Denied medical care because of religion, she now wants her parents prosecuted

This is 100% not true.

You are creating a straw man.

You are being just a ridiculous as someone that claims that the only reason poor people might want government subsidized housing is so they can go out and spend that money on crack cocaine instead.

We, as a society, believe that killing human beings is wrong.

We, as a society, agree that caving a child's skull in because you can't afford to care for it or because you don't want it is wrong.

We, as a society, agree that smothering a child to death who has been out of the womb for mere moments is wrong.

We, as a society, agree that killing a baby one week away from birth is wrong, barring exigent medical circumstances where birth or cesarean section pose a risk of death for the mother.

We, as a society, agree that killing a baby a few months away from birth is wrong, barring exigent medical circumstances where continuing in the pregnancy poses a significant risk of death for the mother or where a significant birth defect has been detected.

These are not Christian ideas. These are not conservative ideas. These are basic concepts pertaining to human morality.

I am an atheist. I am an engineer. I have citizenship in three countries so I am not some sort of nut in a bible town (currently in Chicago for university). I was raised by atheist parents. I have always lived in secular nations.

I believe that ceasing a pregnancy, for any reason, is killing a child.

After an egg is fertilized it is no longer the mother or the father. It has its own genetic code. It is its own unique organism. Left undisturbed it will continue on to become its own human being.

(Inb4 "but it requires active participation of the mother to give it nutrients to keep it alive, so it isn't going to do that undisturbed" A baby also needs you to bring it food and make sure its intestines don't get blocked an and it doesn't crawl into the mouth of a wolf. Doesn't mean the baby isn't alive and won't grow into a human with its own consciousness)

That being said, is doing something immoral always the wrong decision?

If somebody is pointing a gun at somebody you love, is the immoral act of killing that human being a wrong decision?

If you have the opportunity to kill a man responsible for the deaths of hundreds, at the cost of killing innocent human beings in the crossfire, is it the wrong decision?

If you believe the answer to these questions is an easy yes, then I posit that you are not as moral an actor as you perceive yourself to be.

If a known cartel member was in your apartment complex, or in your neighborhood, and the government killed your wife or one of your parents or one of your children while that person was being apprehended, would you feel the same way as you did when you imagined the collateral damage scenario a few moments ago?

The point is, just because you are ending a child's life, and the decision is immoral, does not mean it is necessarily the wrong decision.

If the child were to grow up in poverty, thus holding back the parent from achieving financial stability and independence, and that parent is not able to support more children when they would have originally had multiple children growing up in a nicer environment, is it wrong to end that first pregnancy?

If the stress of having to raise a child in our current society is going to cause both parents to kill themselves, thus leaving the child homeless and parentless, is it the wrong decision to end the pregnancy?

The implications of creating consciousness are extremely morally complex.

The fact of the matter is that doing an immoral thing is not always the wrong decision, and not a single one of us is a perfectly moral actor. Because of this, it is not possible for us to have clear and defined laws regulating abortion. This, I believe, is the only reason one should be pro choice.

If we lived in a Utopian society where birth control, education, and wealth were not barriers in our lives, and the only reason unwanted pregnancies occurred was due to negligence or deception on the part of the mother or the father during sexual intercourse, then we could live in a society where all non medically necessary abortion is illegal. We do not live in such a society.

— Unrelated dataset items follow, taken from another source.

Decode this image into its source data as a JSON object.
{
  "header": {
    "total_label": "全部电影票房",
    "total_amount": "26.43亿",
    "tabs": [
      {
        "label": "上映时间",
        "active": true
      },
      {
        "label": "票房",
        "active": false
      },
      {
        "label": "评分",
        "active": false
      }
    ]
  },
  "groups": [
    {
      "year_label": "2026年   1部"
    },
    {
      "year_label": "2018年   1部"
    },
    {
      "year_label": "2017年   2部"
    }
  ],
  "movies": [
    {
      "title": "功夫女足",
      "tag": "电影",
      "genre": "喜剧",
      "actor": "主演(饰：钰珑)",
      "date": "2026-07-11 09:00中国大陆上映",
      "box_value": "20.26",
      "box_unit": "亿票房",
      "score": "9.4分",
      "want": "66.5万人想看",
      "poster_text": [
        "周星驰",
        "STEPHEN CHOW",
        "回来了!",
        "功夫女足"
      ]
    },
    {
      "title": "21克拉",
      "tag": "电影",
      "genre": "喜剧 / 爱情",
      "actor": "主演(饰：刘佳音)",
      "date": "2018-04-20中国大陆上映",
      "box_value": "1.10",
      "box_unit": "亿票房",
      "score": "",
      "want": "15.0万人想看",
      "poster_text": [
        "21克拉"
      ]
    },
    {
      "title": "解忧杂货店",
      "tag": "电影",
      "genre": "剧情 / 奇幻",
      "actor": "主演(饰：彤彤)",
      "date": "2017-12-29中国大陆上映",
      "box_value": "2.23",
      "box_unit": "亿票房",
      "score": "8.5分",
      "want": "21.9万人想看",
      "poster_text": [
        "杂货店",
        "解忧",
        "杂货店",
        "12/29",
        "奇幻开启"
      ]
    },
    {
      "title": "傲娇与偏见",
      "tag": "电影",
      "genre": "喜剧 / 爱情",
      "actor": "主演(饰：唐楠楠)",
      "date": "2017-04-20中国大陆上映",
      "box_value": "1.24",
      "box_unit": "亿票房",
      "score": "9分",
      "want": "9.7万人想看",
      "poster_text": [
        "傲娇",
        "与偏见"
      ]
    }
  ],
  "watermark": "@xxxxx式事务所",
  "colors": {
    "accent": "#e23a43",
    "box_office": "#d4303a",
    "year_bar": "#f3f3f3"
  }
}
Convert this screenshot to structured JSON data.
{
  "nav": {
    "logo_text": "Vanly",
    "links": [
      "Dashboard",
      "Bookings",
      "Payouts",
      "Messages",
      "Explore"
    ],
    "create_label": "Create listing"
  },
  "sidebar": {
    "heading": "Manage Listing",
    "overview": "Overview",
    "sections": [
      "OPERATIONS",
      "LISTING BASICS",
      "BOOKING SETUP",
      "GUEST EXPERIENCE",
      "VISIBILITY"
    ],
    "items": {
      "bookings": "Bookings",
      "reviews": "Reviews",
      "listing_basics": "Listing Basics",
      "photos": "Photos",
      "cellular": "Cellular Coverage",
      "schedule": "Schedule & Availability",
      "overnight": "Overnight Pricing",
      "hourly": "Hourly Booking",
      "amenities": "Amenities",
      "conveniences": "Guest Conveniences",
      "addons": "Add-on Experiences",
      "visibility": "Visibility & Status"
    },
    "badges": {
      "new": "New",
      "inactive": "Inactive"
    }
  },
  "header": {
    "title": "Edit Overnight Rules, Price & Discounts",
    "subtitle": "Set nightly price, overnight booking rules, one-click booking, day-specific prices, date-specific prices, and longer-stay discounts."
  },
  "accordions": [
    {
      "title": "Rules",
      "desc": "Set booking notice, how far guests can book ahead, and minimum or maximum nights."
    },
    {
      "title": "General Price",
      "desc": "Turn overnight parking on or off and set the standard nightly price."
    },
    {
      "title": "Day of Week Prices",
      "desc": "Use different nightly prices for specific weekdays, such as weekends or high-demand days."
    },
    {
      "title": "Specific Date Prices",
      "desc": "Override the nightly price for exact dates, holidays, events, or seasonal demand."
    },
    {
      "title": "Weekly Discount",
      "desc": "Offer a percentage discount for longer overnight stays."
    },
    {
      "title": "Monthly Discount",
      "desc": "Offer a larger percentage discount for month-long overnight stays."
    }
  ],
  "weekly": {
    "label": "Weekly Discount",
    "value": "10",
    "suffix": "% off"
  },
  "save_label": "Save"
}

All of this being said, even though I am pro choice, I still believe that abortion is ending the life of a human being. I believe ending the life of a human being is immoral.

You cannot straw man my beliefs into attempting to shame women for having sex.

A productive discussion about reproductive rights and abortion CAN NOT OCCUR IF YOU REFUSE TO ACKNOWLEDGE THE LEGITIMACY OF THE OTHER SIDE'S PERSPECTIVE.

Refusing any moral implications of ending a human life and acting like it is nothing only further entrenches religious fundamentalists into their beliefs that you are an immoral actor.

You must acknowledge the reality of the situation at hand and then explain why that reality is still the correct one.

I am sick and tired of hearing these echo chamber opinions and broad generalizations bounce around on Reddit.